20. Carbon fibers which have at least one peak in the range of 1 to 2 nm in a pore distribution determined by BJH analysis using a nitrogen adsorption method.

21. The carbon fibers according to claim 20, which include those that adhere to each other at least at parts of their surfaces.

22. The carbon fibers according to claim 20, which include those that have two or more hollow portions.

23. The carbon fibers according to claim 20, which include those that have two or more hollow portions arranged in parallel along the length of the fibers.

24. The carbon fibers according to claim 20, which have an R value of Raman spectrum of 1 to 2.

25. The carbon fibers according to claim 20, which have a BET specific surface area of 30 to 1000 m²/g, a mean fiber diameter of 1 to 500 nm, and an aspect ratio of 10 to 15000.

26. A carbon composite comprising activated carbon and the carbon fibers according to claim 20.

27. A carbon composite comprising activated carbon and the carbon fibers according to claim 20, wherein the activated carbon has the highest peak a of pore volume in a pore size range of 0.6 to 0.8 nm in a pore volume distribution determined by an HK analysis using Argon adsorption isotherm, the value of the peak a being in the range of 0.08 to 0.11 cm³/g and being 8 to 11% of the total pore volume; and the activated carbon has a BET specific surface area of 1700 to 2200 m²/g.

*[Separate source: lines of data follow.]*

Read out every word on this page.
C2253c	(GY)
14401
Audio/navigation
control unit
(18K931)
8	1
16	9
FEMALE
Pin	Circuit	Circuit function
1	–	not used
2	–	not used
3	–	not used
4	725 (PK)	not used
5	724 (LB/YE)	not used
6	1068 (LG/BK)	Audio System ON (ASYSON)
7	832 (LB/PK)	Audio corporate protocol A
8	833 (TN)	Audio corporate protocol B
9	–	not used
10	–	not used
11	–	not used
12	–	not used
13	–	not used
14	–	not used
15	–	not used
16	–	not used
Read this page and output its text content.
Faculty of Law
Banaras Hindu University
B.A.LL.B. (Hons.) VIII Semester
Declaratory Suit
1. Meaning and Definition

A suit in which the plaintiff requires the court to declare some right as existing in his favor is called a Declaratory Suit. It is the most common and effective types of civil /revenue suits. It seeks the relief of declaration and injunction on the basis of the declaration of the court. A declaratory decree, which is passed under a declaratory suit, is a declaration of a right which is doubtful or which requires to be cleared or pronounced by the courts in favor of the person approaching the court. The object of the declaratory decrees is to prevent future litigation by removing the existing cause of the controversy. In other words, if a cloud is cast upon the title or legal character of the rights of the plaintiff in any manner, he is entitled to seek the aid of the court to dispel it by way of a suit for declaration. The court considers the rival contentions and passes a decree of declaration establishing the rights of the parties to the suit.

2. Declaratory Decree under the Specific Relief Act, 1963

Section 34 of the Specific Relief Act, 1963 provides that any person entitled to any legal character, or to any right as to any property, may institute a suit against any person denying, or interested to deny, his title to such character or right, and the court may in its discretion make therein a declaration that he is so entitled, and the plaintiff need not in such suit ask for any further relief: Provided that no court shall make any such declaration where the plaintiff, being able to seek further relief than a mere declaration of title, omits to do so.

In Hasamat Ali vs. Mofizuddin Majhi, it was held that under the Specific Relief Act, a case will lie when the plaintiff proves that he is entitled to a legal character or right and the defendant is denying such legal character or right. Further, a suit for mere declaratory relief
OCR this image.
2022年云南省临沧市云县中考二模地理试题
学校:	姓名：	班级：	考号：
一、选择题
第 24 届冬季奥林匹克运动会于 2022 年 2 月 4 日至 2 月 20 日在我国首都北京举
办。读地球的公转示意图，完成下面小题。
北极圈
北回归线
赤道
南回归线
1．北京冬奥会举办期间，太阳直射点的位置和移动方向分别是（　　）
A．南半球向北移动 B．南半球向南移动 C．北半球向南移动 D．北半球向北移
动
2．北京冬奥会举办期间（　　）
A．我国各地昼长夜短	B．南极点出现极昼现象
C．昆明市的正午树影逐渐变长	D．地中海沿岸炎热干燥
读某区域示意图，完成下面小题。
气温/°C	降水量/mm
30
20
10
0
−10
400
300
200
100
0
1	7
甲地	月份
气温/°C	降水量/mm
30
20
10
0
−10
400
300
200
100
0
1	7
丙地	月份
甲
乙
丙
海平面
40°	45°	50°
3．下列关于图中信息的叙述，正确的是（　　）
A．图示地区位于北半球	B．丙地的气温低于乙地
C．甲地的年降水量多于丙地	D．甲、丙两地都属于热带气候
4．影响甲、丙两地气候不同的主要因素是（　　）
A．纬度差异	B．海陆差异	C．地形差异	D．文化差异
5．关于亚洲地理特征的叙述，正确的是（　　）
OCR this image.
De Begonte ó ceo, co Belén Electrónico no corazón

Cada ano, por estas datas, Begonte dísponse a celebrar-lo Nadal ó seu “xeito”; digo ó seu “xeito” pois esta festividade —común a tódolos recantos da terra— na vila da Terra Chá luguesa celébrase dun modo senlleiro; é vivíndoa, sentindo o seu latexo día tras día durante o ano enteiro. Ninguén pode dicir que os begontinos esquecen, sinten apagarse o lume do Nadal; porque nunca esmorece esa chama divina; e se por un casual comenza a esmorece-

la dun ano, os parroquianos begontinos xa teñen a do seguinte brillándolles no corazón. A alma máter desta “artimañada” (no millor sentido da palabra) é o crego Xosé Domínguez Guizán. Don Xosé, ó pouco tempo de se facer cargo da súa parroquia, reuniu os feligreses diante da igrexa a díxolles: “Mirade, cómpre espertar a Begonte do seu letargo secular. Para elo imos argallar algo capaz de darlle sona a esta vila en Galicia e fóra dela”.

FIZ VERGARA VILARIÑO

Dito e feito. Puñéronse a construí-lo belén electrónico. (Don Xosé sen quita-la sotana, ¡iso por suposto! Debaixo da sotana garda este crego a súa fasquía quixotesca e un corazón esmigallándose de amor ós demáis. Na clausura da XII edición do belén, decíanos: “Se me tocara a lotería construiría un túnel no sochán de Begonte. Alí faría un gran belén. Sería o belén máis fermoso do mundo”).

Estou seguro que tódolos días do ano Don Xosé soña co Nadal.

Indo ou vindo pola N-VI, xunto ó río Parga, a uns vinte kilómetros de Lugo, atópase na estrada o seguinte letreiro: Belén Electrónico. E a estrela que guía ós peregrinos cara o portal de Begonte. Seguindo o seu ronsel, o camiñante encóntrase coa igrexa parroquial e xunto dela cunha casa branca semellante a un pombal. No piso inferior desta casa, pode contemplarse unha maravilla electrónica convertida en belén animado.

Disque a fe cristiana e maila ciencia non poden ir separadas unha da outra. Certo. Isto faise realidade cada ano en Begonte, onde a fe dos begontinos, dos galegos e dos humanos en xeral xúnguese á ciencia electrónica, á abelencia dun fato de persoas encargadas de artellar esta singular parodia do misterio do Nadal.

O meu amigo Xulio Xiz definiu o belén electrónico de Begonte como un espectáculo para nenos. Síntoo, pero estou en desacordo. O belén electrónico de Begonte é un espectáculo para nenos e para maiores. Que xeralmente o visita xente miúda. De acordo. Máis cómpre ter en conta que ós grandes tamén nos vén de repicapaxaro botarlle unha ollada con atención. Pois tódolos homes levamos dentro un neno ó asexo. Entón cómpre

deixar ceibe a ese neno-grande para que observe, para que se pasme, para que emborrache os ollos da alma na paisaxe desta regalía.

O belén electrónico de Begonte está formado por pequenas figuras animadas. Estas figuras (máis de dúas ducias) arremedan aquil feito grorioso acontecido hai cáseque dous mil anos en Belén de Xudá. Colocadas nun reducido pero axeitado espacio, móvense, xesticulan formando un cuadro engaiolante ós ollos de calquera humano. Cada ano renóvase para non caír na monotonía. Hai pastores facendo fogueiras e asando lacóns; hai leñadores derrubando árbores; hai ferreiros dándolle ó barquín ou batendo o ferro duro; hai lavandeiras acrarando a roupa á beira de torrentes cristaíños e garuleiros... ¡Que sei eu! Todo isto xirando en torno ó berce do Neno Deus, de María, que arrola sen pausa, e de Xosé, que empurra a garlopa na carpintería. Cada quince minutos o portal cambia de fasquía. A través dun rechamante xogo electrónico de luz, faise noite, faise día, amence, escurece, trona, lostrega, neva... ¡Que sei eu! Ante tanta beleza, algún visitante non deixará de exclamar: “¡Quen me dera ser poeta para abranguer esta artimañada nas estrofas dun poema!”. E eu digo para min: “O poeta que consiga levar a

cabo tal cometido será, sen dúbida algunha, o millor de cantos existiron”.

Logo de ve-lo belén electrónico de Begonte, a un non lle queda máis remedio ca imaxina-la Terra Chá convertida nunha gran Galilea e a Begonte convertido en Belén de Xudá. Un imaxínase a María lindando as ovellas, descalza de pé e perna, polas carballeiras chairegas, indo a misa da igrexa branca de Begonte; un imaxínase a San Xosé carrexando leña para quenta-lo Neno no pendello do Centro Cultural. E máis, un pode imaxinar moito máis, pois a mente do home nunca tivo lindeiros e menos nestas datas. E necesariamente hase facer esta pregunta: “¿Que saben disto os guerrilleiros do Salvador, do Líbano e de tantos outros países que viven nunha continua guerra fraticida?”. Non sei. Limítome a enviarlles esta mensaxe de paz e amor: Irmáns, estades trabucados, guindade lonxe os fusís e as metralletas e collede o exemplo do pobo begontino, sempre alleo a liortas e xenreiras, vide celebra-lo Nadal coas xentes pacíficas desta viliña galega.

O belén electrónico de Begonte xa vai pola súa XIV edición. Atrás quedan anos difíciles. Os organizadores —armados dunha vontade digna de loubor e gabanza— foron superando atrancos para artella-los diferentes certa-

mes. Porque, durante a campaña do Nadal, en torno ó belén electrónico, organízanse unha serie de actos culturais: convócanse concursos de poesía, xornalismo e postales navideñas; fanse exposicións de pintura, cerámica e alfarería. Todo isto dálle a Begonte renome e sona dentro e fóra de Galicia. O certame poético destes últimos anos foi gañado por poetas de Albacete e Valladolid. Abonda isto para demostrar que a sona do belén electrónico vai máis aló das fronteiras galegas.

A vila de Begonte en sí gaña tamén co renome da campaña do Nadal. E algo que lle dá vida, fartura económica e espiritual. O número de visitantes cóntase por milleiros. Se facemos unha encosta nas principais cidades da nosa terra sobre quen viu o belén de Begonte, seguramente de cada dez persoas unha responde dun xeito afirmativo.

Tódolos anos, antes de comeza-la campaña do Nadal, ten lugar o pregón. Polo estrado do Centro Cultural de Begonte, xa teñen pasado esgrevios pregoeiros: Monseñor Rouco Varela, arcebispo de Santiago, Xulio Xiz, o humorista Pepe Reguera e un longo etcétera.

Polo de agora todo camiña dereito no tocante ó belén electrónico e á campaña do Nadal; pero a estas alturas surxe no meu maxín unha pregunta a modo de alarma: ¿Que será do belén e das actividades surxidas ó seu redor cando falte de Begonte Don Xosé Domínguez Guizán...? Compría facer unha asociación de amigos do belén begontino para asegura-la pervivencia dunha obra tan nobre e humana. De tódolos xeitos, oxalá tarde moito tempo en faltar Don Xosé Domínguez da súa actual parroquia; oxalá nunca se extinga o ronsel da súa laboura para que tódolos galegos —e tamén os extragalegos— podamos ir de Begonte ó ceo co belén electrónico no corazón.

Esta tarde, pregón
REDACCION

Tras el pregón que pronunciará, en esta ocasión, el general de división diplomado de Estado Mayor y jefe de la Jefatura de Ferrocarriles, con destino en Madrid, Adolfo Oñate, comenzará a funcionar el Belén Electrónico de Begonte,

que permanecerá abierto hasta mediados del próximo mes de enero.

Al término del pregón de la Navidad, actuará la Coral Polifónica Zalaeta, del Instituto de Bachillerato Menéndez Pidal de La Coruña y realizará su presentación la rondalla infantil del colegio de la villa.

28. A polarizable electrode comprising activated carbon and the carbon fibers according to claim 20.

29. A polarizable electrode comprising the carbon composite according to claim 26.

30. An energy device comprising the electric double layer capacitor according to claim 1.

31-35. (canceled)

36. An electrical or electronic equipment comprising the energy device according to claim 30.

37. A vehicle comprising the energy device according to claim 30.